Réflexions sur le racisme systémique

DIALOGUES-FICTIONS SUR LE RACISME

JEUDI 24 NOVEMBRE

14H-16H     TABLE-RONDE ET DÉBAT    #AUDITORIUM
16H-18H     4@6 PHILOSOPHIQUE         #BIBLIOTHÈQUE

Illustration racisme

Nous sommes tous conscientisés au problème du racisme et de la xénophobie – à l’école, dans nos milieux de travail, dans les médias. Les comportements ouvertement racistes sont unanimement dénoncés, et quiconque se fait taxer de racisme cherchera à nier ces accusations. Or si personne ne se revendique du racisme, l’exclusion des minorités culturelles dans l’accès au logement, à l’emploi, à l’éducation ou aux services publics est un phénomène réel et documenté.

Il semble contradictoire qu’une société qui valorise l’acceptation de la différence au niveau des comportements individuels entretienne, au niveau systémique, des mécanismes d’exclusion sociale. Le racisme est-il une attitude individuelle de rejet de l’autre ou un ensemble de pratiques sociales d’exclusion incarnées par des institutions? Comment la dimension subjective du racisme s’articule-t-elle sur sa dimension systémique? Voici les questions auxquelles tenteront de répondre nos cinq intervenants:

  • Will Prosper (Cofondateur et porte-parole du mouvement citoyen Montréal-Nord Républik)
  • Christian Goyette (Sociologie, Collège Ahuntsic)
  • Lomomba Emongo (Philosophie, Collège Ahuntsic)
  • Thomas Dussert (Philosophie, Collège Ahuntsic)
  • Samaël Beaudoin (Philosophie, Collège Ahuntsic)

CONCOURS D’ÉCRITURE

Dans le cadre de l’événement « Réflexions sur le Racisme systémique », la communauté étudiante du Collège Ahuntsic est invitée à produire des dialogues sur la thématique du racisme. Les meilleurs dialogues seront lus lors du 4@6 qui aura lieu à la Bibliothèque Laurent-Michel Vacher, et recevront des bons d’achat de la Coop’.

Règle du concours:

  • Vous pouvez participer seul, ou à deux.
  • Vous devez produire un dialogue écrit entre 2 personnages : les 2 doivent avoir la parole. Ils peuvent se parler directement, ou bien par téléphone, ou encore par textos, ou enfin par courriels.
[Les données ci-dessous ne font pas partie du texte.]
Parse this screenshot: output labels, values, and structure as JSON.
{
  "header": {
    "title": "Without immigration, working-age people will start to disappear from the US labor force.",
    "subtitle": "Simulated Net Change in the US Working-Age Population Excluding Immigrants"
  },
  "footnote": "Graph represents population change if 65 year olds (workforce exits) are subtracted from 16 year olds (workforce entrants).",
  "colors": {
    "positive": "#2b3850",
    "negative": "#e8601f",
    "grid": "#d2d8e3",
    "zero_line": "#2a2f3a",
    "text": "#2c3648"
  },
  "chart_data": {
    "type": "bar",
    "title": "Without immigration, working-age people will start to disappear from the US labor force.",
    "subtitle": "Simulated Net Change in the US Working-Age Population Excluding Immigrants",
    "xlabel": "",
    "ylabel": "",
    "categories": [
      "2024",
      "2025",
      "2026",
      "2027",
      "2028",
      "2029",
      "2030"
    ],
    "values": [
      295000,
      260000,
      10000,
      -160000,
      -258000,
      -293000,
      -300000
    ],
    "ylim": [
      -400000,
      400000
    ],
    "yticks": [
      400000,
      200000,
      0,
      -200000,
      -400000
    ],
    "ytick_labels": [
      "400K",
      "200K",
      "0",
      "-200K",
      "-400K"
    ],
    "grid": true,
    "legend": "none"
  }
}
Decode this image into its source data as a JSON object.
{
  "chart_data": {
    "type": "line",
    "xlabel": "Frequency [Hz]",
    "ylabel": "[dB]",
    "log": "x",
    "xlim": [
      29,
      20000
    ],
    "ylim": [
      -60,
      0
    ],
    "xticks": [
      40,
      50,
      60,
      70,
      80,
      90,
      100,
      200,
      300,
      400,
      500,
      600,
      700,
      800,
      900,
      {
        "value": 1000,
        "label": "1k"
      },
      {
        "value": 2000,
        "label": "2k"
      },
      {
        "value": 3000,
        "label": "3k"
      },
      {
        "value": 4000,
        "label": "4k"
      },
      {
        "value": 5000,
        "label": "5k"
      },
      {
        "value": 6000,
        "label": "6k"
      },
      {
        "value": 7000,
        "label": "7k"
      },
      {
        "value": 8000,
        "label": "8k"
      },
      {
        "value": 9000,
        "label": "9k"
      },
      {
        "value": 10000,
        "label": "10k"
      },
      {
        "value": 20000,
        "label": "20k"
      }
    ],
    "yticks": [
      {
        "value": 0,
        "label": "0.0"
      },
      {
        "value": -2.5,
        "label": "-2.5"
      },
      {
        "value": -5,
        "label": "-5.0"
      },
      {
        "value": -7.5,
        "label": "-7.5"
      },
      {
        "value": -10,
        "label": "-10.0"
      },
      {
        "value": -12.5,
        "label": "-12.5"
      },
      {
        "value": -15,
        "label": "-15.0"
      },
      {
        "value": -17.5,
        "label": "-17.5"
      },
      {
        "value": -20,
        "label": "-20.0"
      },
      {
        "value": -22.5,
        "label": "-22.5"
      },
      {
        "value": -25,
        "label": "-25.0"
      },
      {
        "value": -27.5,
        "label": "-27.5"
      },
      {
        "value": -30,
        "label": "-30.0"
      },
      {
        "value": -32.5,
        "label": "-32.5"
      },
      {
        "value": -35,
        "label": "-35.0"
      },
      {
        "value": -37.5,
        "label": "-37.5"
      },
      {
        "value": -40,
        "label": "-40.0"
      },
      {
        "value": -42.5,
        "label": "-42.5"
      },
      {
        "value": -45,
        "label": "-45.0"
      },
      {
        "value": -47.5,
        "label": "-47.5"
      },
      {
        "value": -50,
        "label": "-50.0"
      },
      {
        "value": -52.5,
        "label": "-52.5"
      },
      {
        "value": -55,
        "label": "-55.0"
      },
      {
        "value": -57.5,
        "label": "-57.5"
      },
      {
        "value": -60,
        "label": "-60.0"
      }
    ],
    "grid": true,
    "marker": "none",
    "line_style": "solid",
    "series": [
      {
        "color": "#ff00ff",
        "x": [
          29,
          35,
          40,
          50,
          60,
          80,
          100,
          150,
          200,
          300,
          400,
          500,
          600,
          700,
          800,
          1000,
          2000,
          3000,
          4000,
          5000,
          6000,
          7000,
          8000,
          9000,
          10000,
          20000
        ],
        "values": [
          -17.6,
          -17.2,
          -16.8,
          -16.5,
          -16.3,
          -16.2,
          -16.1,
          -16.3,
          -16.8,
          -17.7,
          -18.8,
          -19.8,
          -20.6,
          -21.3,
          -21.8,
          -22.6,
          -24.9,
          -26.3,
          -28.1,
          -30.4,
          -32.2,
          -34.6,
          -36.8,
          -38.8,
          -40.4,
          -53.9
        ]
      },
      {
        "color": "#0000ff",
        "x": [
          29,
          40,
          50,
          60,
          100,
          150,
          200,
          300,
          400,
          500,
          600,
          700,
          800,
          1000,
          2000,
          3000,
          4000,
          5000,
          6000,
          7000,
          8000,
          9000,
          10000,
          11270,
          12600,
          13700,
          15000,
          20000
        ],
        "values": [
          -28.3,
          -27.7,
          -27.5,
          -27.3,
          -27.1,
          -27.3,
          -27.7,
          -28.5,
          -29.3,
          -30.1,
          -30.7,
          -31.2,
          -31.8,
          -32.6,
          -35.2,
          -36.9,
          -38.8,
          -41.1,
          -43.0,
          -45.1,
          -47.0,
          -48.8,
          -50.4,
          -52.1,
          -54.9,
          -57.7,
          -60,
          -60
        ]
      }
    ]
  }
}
L’échange doit être aussi poussé que possible : les personnages doivent être conduits à réfléchir à leurs motivations, à leurs valeurs.
  • Votre dialogue doit s’inspirer de l’un des 3 scenarios ci-dessous.
  • Une fois terminé, remettez électroniquement votre dialogue à Joan Sénéchal (Philosophie) avant le 17 novembre.
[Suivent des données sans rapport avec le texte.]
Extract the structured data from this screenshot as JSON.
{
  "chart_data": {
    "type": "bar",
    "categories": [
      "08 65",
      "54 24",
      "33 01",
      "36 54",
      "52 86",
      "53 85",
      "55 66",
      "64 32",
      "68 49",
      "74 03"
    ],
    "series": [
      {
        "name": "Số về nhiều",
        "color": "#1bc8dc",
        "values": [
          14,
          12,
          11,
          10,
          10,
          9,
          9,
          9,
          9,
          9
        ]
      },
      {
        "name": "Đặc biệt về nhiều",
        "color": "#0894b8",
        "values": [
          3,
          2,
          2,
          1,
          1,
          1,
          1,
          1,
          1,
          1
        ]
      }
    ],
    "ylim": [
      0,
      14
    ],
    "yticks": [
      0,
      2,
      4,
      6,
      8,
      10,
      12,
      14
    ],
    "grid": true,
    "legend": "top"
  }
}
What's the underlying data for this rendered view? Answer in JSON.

Scenario 1 : « La tête de l’emploi »

Illustration racisme

M./Mme X a envoyé 2 C.V. au service des ressources humaines d’une entreprise pour laquelle il/elle aimerait travailler. Le 1er C.V. est à son vrai nom (un nom à consonance « étrangère »), et l’autre est sous un faux nom, plus « couleur locale ». Or, le service des ressources humaines le/la rappelle à son faux nom, mais pas à son vrai nom; puis, suite à l’entrevue où il/elle révèle sa véritable identité, il/elle n’est pas engagé(e).
Dans un échange, M./Mme X confronte M./Mme Y du service des ressources humaines : imaginez cette discussion. Vous donnerez un nom et une identité aux personnages. Le domaine de l’entreprise en question est à votre libre-choix: vente, médias, communication, services juridiques, spectacles, assurances, informatique, transport, manutention, etc.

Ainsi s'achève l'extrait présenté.